Its clinical expression is well known and may vary from asymptomatic to severe deformities and is rarely complicated by trasformation to secondary chondrosarcoma (0.5–2%). Research in the field of genetics has lead to identification of 2 responsible genes, EXT1 and EXT2, located respectively on chromosome 8 and 11, both coding for transmembrane glycoproteins involved in the synthesis of heparan-sulfate chains.

A third rare abnormality (EXT3) has been located on chromosome 19 but the responsible gene has not been identified yet.

Seems logical to investigate the genetic basis of the disease and the correlation with clinical aspects, either severity of the deformities and consequent functional impairment and potential for chondrosarcoma.

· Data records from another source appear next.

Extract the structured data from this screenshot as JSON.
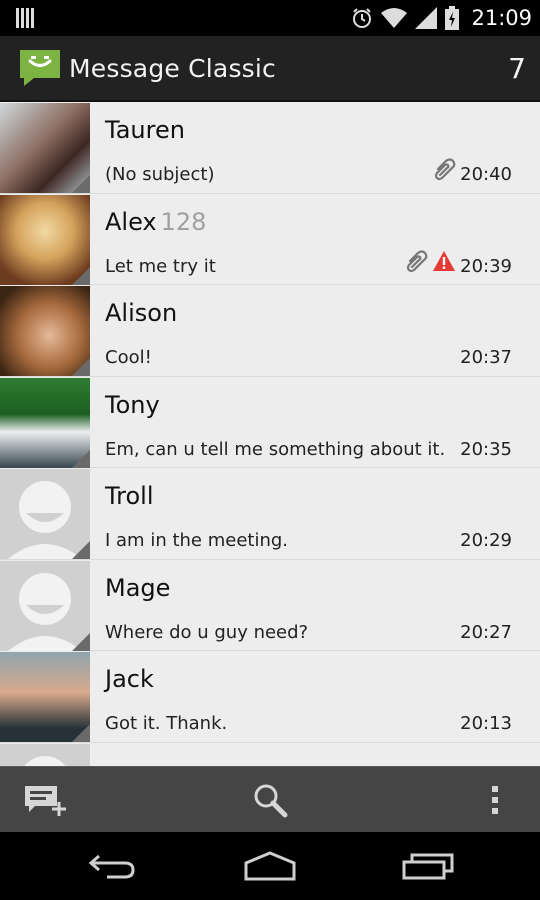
{
  "status_bar": {
    "time": "21:09",
    "icons": [
      "notification-icon",
      "alarm-icon",
      "wifi-icon",
      "signal-icon",
      "battery-charging-icon"
    ]
  },
  "action_bar": {
    "title": "Message Classic",
    "unread_count": "7",
    "logo_icon": "chat-bubble-smile-icon"
  },
  "conversations": [
    {
      "name": "Tauren",
      "count": "",
      "preview": "(No subject)",
      "time": "20:40",
      "attachment": true,
      "error": false,
      "avatar": "photo"
    },
    {
      "name": "Alex",
      "count": "128",
      "preview": "Let me try it",
      "time": "20:39",
      "attachment": true,
      "error": true,
      "avatar": "photo"
    },
    {
      "name": "Alison",
      "count": "",
      "preview": "Cool!",
      "time": "20:37",
      "attachment": false,
      "error": false,
      "avatar": "photo"
    },
    {
      "name": "Tony",
      "count": "",
      "preview": "Em, can u tell me something about it.",
      "time": "20:35",
      "attachment": false,
      "error": false,
      "avatar": "photo"
    },
    {
      "name": "Troll",
      "count": "",
      "preview": "I am in the meeting.",
      "time": "20:29",
      "attachment": false,
      "error": false,
      "avatar": "default"
    },
    {
      "name": "Mage",
      "count": "",
      "preview": "Where  do u guy need?",
      "time": "20:27",
      "attachment": false,
      "error": false,
      "avatar": "default"
    },
    {
      "name": "Jack",
      "count": "",
      "preview": "Got it. Thank.",
      "time": "20:13",
      "attachment": false,
      "error": false,
      "avatar": "photo"
    }
  ],
  "toolbar": {
    "compose_icon": "compose-message-icon",
    "search_icon": "search-icon",
    "overflow_icon": "overflow-menu-icon"
  },
  "navbar": {
    "back_icon": "back-icon",
    "home_icon": "home-icon",
    "recents_icon": "recent-apps-icon"
  },
  "colors": {
    "action_bar": "#222222",
    "list_bg": "#ececec",
    "toolbar": "#454545",
    "error_red": "#e53935",
    "logo_green": "#7cb342"
  }
}
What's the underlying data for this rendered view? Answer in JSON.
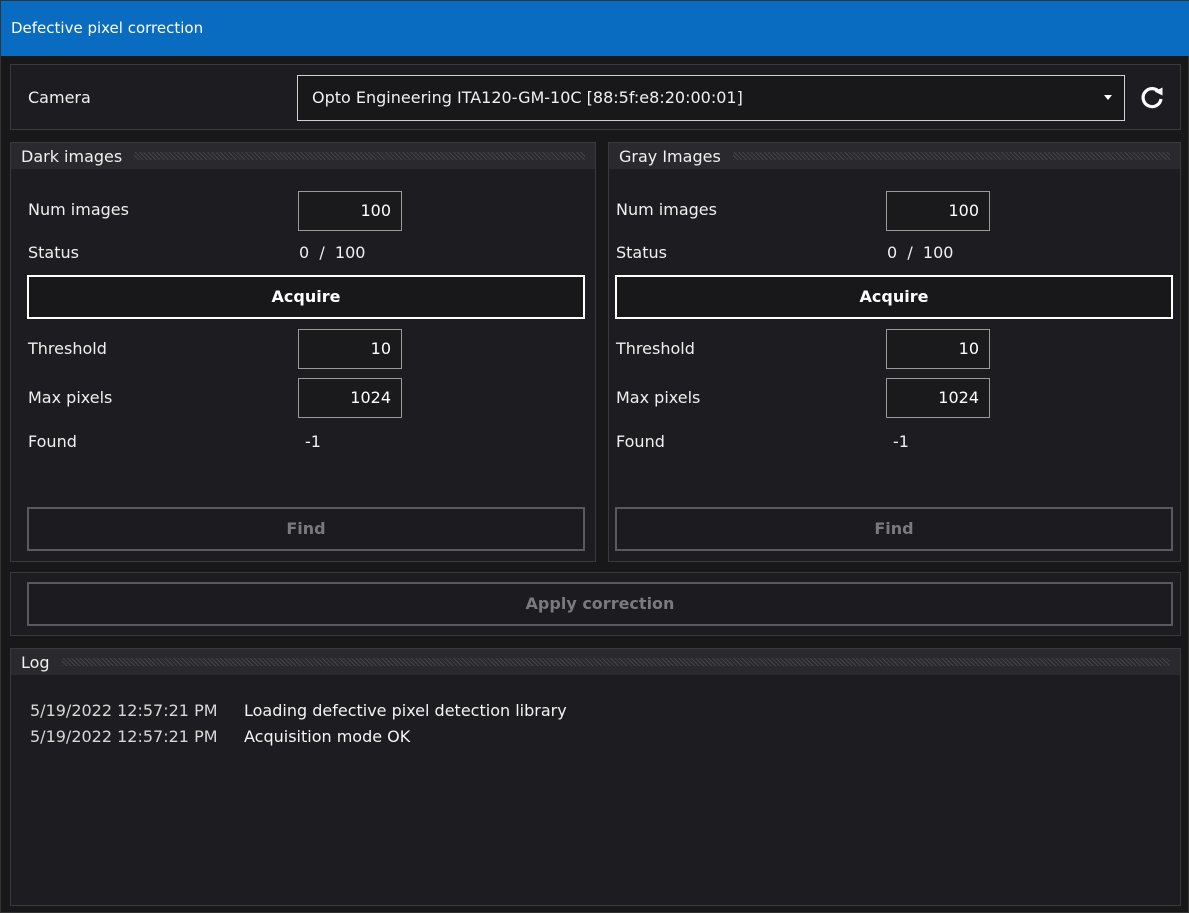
{
  "window": {
    "title": "Defective pixel correction"
  },
  "camera": {
    "label": "Camera",
    "selected": "Opto Engineering ITA120-GM-10C [88:5f:e8:20:00:01]",
    "refresh_icon": "refresh-icon"
  },
  "dark": {
    "title": "Dark images",
    "num_images_label": "Num images",
    "num_images": "100",
    "status_label": "Status",
    "status": "0  /  100",
    "acquire_label": "Acquire",
    "threshold_label": "Threshold",
    "threshold": "10",
    "max_pixels_label": "Max pixels",
    "max_pixels": "1024",
    "found_label": "Found",
    "found": "-1",
    "find_label": "Find"
  },
  "gray": {
    "title": "Gray Images",
    "num_images_label": "Num images",
    "num_images": "100",
    "status_label": "Status",
    "status": "0  /  100",
    "acquire_label": "Acquire",
    "threshold_label": "Threshold",
    "threshold": "10",
    "max_pixels_label": "Max pixels",
    "max_pixels": "1024",
    "found_label": "Found",
    "found": "-1",
    "find_label": "Find"
  },
  "apply": {
    "label": "Apply correction"
  },
  "log": {
    "title": "Log",
    "entries": [
      {
        "time": "5/19/2022 12:57:21 PM",
        "message": "Loading defective pixel detection library"
      },
      {
        "time": "5/19/2022 12:57:21 PM",
        "message": "Acquisition mode OK"
      }
    ]
  },
  "colors": {
    "titlebar": "#0a6cc0",
    "background": "#18181b",
    "panel": "#1d1d21"
  }
}
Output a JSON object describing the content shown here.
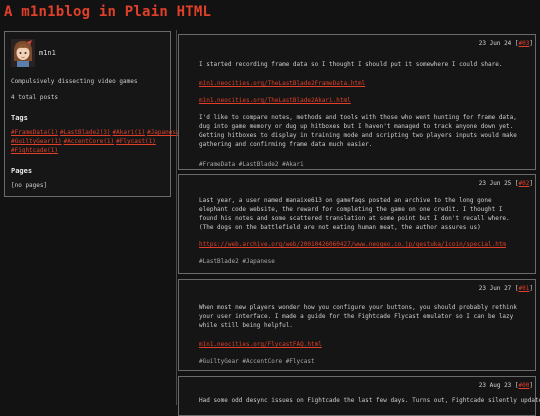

At the authors’ Institution a total of 550 patients with Multiple Hereditary Exostoses are presently filed. Genetic screening by DHPLC (Denaturing High Performance Liquid Chromatography) and clinicoradiographic orthopedic evaluation has been carried out on 200 patients. So far, 45 mutations have been identified (35 in EXT1 and 10 in EXT2) in 167 patients, 20 of which presented with negative family history and are therefore considered “de-novo” mutations.

Comparison of the clinical data and prospective long term follow-up will possibly clarify different prognosis and risk of secondary chondrosarcoma for different genotypes.